At a Wednesday news conference, Federal Reserve Chairman Jerome Powell sought to reassure Americans that it is safe to leave money in their banks, even as the Fed continued to hike interest rates in a bid to tamp down inflation.
“We have the tools to protect depositors when there’s a threat of serious harm to the economy or to the financial system,” Powell said. “Depositors should assume that their deposits are safe.”
Yellen, meanwhile, caused alarm when she told lawmakers on Wednesday: “I have not considered or discussed anything having to do with blanket insurance or guarantees of all deposits.”
Yellen’s comments to the US Senate appropriations subcommittee on Wednesday came on the same day Powell announced an interest rate hike of a quarter point despite warnings from economists that it could have an adverse impact on the shaky banking system.
The Dow Jones Industrial Average — which had shed 1.63% on Wednesday, dropping 530.49 points to close at 32,030.11 — was recently up 226.57 points at 32,256.68. The Nasdaq composite was up 1.4% after falling 1.6% a day earlier while the S&P 500 was up 0.9% after dropping nearly 1.7% on Wednesday.
Bill Ackman, the hedge fund billionaire who runs Pershing Square, said that more people will withdraw their money from banks because Yellen “walked back” previous statements pledging government backstops for deposits.
“We have gone from implicit support for depositors to @SecYellen explicit statement today that no guarantee is being considered with rates now being raised to 5%,” Ackman tweeted on Wednesday.
“I would be surprised if deposit outflows don’t accelerate immediately,” Ackman added. “A temporary system-wide deposit guarantee is needed to stop the bleeding. The longer the uncertainty continues, the more permanent the damage is to the smaller banks, and the more difficult it will be to bring their customers back.”
Former Treasury Secretary Larry Summers, meanwhile, praised the Fed for hiking interest rates. He said that it was more important to fight inflation despite the ongoing banking crisis.
“This was the right choice,” Summers told CNN on Wednesday.
“If the Fed had stopped raising interest rates, when it clearly had a plan to increase interest rates, I think the risk would’ve been that it was signaling panic and alarm.”
“I probably would have allowed more room for concern about inflation and left the door a bit more open to multiple rate hikes, given the strength of the recent inflation data,” Summers told CNN on Wednesday.
Yellen’s remarks and Powell’s announcement were eagerly anticipated in light of the recent collapse of Silicon Valley Bank, Signature Bank of New York, and crypto-lender Silvergate Bank.
The banking world was shook again last week when struggling lender Credit Suisse was bought up at a steep discount by its Swiss rival UBS.
Analysts have also been scrutinizing attempts by US banking giants to rescue San Francisco-based regional lender First Republic Bank, whose stock plummeted last week after Standard & Poor’s Global Ratings downgraded its credit to junk status.
The instability of the banking system prompted some industry watchers to urge the Fed call off additional interest rate hikes — at least for now.

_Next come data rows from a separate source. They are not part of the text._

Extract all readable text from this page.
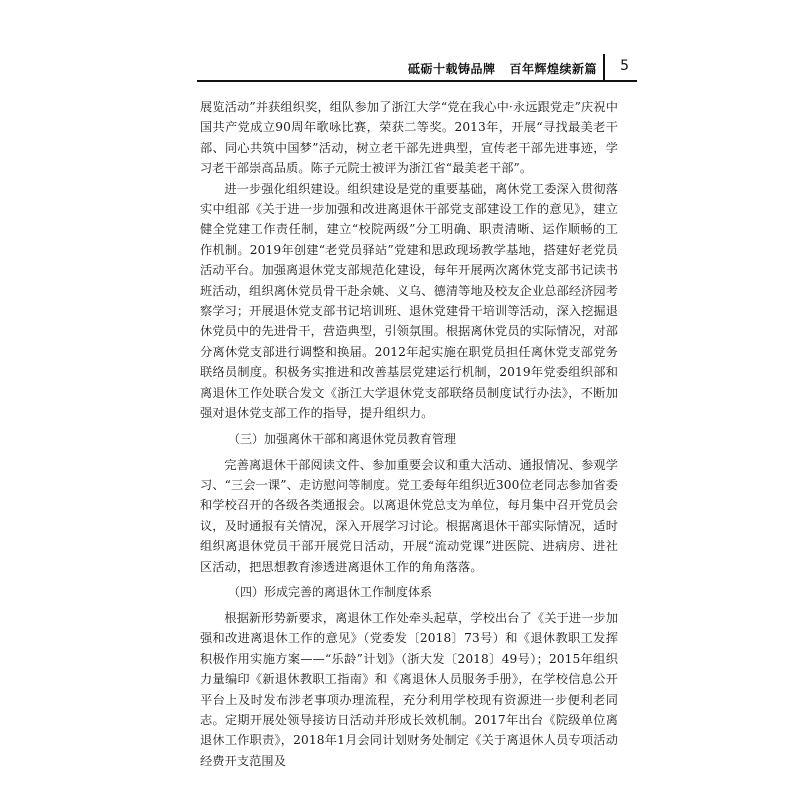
砥砺十载铸品牌 百年辉煌续新篇 5

展览活动”并获组织奖，组队参加了浙江大学“党在我心中·永远跟党走”庆祝中国共产党成立90周年歌咏比赛，荣获二等奖。2013年，开展“寻找最美老干部、同心共筑中国梦”活动，树立老干部先进典型，宣传老干部先进事迹，学习老干部崇高品质。陈子元院士被评为浙江省“最美老干部”。

进一步强化组织建设。组织建设是党的重要基础，离休党工委深入贯彻落实中组部《关于进一步加强和改进离退休干部党支部建设工作的意见》，建立健全党建工作责任制，建立“校院两级”分工明确、职责清晰、运作顺畅的工作机制。2019年创建“老党员驿站”党建和思政现场教学基地，搭建好老党员活动平台。加强离退休党支部规范化建设，每年开展两次离休党支部书记读书班活动，组织离休党员骨干赴余姚、义乌、德清等地及校友企业总部经济园考察学习；开展退休党支部书记培训班、退休党建骨干培训等活动，深入挖掘退休党员中的先进骨干，营造典型，引领氛围。根据离休党员的实际情况，对部分离休党支部进行调整和换届。2012年起实施在职党员担任离休党支部党务联络员制度。积极务实推进和改善基层党建运行机制，2019年党委组织部和离退休工作处联合发文《浙江大学退休党支部联络员制度试行办法》，不断加强对退休党支部工作的指导，提升组织力。

（三）加强离休干部和离退休党员教育管理

完善离退休干部阅读文件、参加重要会议和重大活动、通报情况、参观学习、“三会一课”、走访慰问等制度。党工委每年组织近300位老同志参加省委和学校召开的各级各类通报会。以离退休党总支为单位，每月集中召开党员会议，及时通报有关情况，深入开展学习讨论。根据离退休干部实际情况，适时组织离退休党员干部开展党日活动，开展“流动党课”进医院、进病房、进社区活动，把思想教育渗透进离退休工作的角角落落。

（四）形成完善的离退休工作制度体系

根据新形势新要求，离退休工作处牵头起草，学校出台了《关于进一步加强和改进离退休工作的意见》（党委发〔2018〕73号）和《退休教职工发挥积极作用实施方案——“乐龄”计划》（浙大发〔2018〕49号）；2015年组织力量编印《新退休教职工指南》和《离退休人员服务手册》，在学校信息公开平台上及时发布涉老事项办理流程，充分利用学校现有资源进一步便利老同志。定期开展处领导接访日活动并形成长效机制。2017年出台《院级单位离退休工作职责》，2018年1月会同计划财务处制定《关于离退休人员专项活动经费开支范围及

Elon Musk, the Tesla mogul whom Forbes currently ranks as the second richest person in the world with a net worth of $191 billion, slammed Powell on Wednesday for hiking interest rates to around 5%.

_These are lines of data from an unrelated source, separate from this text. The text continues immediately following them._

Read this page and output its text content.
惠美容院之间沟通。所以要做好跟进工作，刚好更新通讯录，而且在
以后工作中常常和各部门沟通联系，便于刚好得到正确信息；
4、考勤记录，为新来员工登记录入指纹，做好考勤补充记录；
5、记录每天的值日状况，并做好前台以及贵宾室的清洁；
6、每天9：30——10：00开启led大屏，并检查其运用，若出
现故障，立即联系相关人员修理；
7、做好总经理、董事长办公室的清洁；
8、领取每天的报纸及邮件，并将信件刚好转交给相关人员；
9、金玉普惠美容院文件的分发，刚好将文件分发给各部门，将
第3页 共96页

Musk, quipped on Twitter that ChatGPT, the artificial intelligence-powered chatbot developed by San Francisco-based tech unicorn OpenAI, “couldn’t do worse” than Powell if it ran the US central bank.
Musk has been a vocal critic of Powell and the Fed’s interest rate hikes.
On Wednesday, he called for the central bank to drop interest rates “by at least 50bps.”
Musk also agreed that the Federal Deposit Insurance Corporation should temporarily guarantee all deposits — including those that exceed the $250,000 threshold.